Yang X, Gold M O, Tang D N, Lewis D E, Aguilar-Cordova E, Rice A P, Herrmann C H
Division of Molecular Virology, Baylor College of Medicine, One Baylor Plaza, Houston, TX 77030, USA.
Proc Natl Acad Sci U S A. 1997 Nov 11;94(23):12331-6. doi: 10.1073/pnas.94.23.12331.
We have previously identified a cellular protein kinase activity termed TAK that specifically associates with the HIV types 1 and 2 Tat proteins. TAK hyperphosphorylates the carboxyl-terminal domain of the large subunit of RNA polymerase II in vitro in a manner believed to activate transcription [Herrmann, C. H. & Rice, A. P. (1995) J. Virol. 69, 1612-1620]. We show here that the catalytic subunit of TAK is a known human kinase previously named PITALRE, which is a member of the cyclin-dependent family of proteins. We also show that TAK activity is elevated upon activation of peripheral blood mononuclear cells and peripheral blood lymphocytes and upon differentiation of U1 and U937 promonocytic cell lines to macrophages. Therefore, in HIV-infected individuals TAK may be induced in T cells following activation and in macrophages following differentiation, thus contributing to high levels of viral transcription and the escape from latency of transcriptionally silent proviruses.

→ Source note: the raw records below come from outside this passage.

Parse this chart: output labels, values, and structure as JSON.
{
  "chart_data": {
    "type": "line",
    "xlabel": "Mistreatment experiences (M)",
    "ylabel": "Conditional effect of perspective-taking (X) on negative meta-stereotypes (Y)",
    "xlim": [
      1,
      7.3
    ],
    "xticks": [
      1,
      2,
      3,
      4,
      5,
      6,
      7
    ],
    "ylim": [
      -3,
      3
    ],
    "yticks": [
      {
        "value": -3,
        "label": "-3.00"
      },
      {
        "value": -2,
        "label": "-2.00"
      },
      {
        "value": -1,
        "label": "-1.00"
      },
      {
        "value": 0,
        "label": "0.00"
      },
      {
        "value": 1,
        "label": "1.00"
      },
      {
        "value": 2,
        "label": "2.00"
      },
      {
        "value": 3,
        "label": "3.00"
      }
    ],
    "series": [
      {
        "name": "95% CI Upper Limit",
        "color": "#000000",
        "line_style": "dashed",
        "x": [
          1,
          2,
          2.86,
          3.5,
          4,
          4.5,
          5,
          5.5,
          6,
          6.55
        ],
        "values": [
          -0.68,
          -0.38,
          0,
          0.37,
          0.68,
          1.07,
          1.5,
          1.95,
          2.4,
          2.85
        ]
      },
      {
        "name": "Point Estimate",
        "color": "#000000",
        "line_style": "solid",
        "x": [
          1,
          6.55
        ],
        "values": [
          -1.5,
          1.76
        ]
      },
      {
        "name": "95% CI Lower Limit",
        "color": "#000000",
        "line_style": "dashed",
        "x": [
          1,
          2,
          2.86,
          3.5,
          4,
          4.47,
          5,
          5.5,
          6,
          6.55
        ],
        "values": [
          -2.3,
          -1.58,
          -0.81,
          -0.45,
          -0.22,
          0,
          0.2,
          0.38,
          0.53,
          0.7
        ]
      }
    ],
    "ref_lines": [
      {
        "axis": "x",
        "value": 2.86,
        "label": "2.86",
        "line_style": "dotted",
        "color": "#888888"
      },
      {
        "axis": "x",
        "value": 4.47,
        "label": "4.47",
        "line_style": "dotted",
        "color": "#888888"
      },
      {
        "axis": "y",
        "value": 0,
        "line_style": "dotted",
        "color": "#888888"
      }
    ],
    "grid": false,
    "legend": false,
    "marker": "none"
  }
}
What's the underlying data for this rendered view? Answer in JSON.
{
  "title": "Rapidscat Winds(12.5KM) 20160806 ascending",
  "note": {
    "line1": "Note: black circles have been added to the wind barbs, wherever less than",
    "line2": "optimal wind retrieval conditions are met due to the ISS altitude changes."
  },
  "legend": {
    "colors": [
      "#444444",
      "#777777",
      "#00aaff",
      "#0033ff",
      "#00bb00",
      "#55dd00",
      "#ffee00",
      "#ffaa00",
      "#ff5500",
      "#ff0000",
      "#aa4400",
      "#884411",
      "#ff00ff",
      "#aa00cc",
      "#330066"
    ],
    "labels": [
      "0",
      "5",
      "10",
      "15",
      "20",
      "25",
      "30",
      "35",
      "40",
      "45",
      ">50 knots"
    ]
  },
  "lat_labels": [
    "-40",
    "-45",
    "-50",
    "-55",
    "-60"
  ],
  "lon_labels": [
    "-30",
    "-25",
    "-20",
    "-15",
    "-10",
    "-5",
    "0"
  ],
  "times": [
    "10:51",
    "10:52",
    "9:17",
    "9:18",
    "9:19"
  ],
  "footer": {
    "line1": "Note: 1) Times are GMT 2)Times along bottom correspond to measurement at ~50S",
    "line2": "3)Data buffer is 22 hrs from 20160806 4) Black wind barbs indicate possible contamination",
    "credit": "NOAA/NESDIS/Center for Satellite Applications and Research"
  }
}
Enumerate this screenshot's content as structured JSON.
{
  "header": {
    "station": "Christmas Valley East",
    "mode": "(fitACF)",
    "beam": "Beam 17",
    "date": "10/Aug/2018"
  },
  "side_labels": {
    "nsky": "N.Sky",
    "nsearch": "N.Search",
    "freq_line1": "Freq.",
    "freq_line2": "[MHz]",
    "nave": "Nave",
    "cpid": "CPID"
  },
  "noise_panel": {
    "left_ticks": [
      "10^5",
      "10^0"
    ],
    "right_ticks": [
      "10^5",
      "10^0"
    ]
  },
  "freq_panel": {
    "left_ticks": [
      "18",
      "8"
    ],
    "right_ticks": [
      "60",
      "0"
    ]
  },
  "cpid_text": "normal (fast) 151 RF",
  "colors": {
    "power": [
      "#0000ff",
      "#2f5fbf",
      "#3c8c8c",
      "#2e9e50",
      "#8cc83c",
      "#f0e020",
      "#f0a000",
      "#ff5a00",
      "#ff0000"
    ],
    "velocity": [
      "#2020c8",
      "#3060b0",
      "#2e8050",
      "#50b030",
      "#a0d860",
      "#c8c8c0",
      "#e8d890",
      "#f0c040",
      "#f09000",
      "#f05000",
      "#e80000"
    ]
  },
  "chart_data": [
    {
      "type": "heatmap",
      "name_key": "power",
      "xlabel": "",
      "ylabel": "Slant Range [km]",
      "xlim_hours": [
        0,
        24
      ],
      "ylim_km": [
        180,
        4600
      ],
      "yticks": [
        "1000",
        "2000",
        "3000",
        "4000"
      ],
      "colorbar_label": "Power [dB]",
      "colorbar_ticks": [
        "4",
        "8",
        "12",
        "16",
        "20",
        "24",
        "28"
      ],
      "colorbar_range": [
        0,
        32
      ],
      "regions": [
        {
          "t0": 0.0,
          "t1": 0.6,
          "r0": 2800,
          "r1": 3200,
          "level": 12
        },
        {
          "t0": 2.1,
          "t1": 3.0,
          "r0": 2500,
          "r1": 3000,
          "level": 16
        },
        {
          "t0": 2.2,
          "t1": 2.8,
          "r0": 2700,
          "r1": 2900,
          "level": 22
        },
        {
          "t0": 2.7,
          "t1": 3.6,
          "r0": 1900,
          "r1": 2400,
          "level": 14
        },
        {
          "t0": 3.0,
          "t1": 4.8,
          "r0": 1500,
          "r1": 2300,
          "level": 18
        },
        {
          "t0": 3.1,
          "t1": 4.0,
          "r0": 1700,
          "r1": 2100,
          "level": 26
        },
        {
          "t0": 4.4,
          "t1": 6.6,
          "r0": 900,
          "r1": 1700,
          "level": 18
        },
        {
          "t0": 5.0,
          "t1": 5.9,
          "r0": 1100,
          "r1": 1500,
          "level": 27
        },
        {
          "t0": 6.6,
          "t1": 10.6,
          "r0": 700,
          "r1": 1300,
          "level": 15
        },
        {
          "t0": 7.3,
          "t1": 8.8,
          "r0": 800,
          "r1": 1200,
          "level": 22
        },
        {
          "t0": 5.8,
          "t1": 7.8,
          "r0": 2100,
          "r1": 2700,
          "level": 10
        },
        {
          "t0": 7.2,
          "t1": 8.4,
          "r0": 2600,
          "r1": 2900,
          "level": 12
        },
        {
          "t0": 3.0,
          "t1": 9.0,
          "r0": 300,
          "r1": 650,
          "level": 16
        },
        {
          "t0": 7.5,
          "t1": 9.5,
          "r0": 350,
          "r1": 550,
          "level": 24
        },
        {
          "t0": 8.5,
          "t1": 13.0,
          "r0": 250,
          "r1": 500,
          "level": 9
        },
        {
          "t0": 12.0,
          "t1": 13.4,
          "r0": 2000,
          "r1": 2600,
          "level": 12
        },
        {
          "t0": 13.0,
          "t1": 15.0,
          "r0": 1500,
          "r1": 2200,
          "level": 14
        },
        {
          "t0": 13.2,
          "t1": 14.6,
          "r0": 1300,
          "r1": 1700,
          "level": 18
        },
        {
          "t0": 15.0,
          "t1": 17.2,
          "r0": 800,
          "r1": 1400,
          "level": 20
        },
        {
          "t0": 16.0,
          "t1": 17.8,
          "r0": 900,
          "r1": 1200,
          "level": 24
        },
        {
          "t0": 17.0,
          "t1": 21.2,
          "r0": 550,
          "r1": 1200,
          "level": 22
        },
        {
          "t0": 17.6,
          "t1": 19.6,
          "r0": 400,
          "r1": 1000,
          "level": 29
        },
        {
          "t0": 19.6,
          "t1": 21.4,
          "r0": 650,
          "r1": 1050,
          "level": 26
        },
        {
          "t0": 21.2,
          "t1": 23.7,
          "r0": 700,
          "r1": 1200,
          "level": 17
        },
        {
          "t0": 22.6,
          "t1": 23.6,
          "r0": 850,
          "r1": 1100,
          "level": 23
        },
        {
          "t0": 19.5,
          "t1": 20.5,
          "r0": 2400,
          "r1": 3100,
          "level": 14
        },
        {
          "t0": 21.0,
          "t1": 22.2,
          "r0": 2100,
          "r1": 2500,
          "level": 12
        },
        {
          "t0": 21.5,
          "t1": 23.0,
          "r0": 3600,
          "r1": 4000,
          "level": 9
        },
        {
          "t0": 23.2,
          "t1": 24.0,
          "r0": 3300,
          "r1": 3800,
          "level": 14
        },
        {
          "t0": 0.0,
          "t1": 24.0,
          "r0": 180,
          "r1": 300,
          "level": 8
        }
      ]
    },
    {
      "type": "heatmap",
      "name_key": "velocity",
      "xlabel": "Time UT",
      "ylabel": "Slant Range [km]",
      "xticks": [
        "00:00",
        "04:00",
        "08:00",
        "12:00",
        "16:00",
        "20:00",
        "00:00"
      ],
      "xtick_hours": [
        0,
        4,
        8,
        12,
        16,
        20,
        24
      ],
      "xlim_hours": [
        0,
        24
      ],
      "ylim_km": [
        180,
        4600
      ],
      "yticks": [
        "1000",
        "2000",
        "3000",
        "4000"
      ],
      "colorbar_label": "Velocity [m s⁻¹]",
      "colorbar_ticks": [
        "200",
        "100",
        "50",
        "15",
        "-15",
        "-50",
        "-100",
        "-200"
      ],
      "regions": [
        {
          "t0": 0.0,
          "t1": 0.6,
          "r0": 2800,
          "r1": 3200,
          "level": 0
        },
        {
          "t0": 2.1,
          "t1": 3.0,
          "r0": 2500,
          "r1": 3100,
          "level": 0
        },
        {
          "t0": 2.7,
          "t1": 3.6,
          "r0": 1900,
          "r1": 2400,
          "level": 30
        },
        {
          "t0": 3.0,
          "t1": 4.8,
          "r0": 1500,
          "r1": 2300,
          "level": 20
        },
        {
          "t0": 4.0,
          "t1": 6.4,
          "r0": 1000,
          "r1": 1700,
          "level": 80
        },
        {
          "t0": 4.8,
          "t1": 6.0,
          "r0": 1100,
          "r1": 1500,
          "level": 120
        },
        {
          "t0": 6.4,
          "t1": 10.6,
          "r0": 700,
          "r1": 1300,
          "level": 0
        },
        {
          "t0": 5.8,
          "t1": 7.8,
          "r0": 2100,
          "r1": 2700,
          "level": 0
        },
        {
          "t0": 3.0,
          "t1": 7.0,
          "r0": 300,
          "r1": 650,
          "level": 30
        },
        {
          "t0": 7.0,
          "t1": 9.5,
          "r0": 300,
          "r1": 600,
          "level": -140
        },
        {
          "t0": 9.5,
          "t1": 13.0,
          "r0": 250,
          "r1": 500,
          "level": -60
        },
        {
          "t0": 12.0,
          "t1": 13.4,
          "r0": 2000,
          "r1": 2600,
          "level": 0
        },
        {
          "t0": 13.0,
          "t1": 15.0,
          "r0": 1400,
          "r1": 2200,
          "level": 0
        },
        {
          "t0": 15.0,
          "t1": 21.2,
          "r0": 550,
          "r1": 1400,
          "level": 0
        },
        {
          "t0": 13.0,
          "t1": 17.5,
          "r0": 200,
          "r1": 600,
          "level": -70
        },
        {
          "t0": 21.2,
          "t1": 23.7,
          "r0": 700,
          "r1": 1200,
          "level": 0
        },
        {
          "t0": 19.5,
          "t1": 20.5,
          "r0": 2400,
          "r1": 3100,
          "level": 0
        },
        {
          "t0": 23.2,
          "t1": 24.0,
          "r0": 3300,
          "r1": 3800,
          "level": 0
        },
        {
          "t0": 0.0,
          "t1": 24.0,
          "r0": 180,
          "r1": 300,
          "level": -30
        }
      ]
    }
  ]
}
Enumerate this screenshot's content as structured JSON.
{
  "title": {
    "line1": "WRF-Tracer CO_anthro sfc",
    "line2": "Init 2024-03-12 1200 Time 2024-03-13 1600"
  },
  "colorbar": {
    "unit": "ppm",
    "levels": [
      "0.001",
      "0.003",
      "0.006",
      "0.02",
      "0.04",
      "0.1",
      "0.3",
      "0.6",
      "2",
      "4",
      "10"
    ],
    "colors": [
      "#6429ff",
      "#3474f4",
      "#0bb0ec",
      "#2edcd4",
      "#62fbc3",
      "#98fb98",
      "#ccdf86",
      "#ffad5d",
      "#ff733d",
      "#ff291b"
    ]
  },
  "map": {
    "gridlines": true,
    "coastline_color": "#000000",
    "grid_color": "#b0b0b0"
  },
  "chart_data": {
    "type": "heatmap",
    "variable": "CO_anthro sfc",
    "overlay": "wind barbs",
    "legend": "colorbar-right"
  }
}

我们之前鉴定出一种细胞蛋白激酶活性,称为TAK,它能特异性地与1型和2型HIV的Tat蛋白结合。TAK在体外能使RNA聚合酶II大亚基的羧基末端结构域发生过度磷酸化,其方式被认为可激活转录[赫尔曼,C. H. & 赖斯,A. P.(1995年)《病毒学杂志》69卷,第1612 - 1620页]。我们在此表明,TAK的催化亚基是一种已知的人类激酶,之前名为PITALRE,它是细胞周期蛋白依赖性蛋白家族的成员。我们还表明,在外周血单核细胞和外周血淋巴细胞被激活时,以及U1和U937原单核细胞系分化为巨噬细胞时,TAK活性会升高。因此,在HIV感染个体中,TAK可能在T细胞激活后以及巨噬细胞分化后被诱导,从而导致高水平的病毒转录以及转录沉默的原病毒从潜伏状态中逃逸。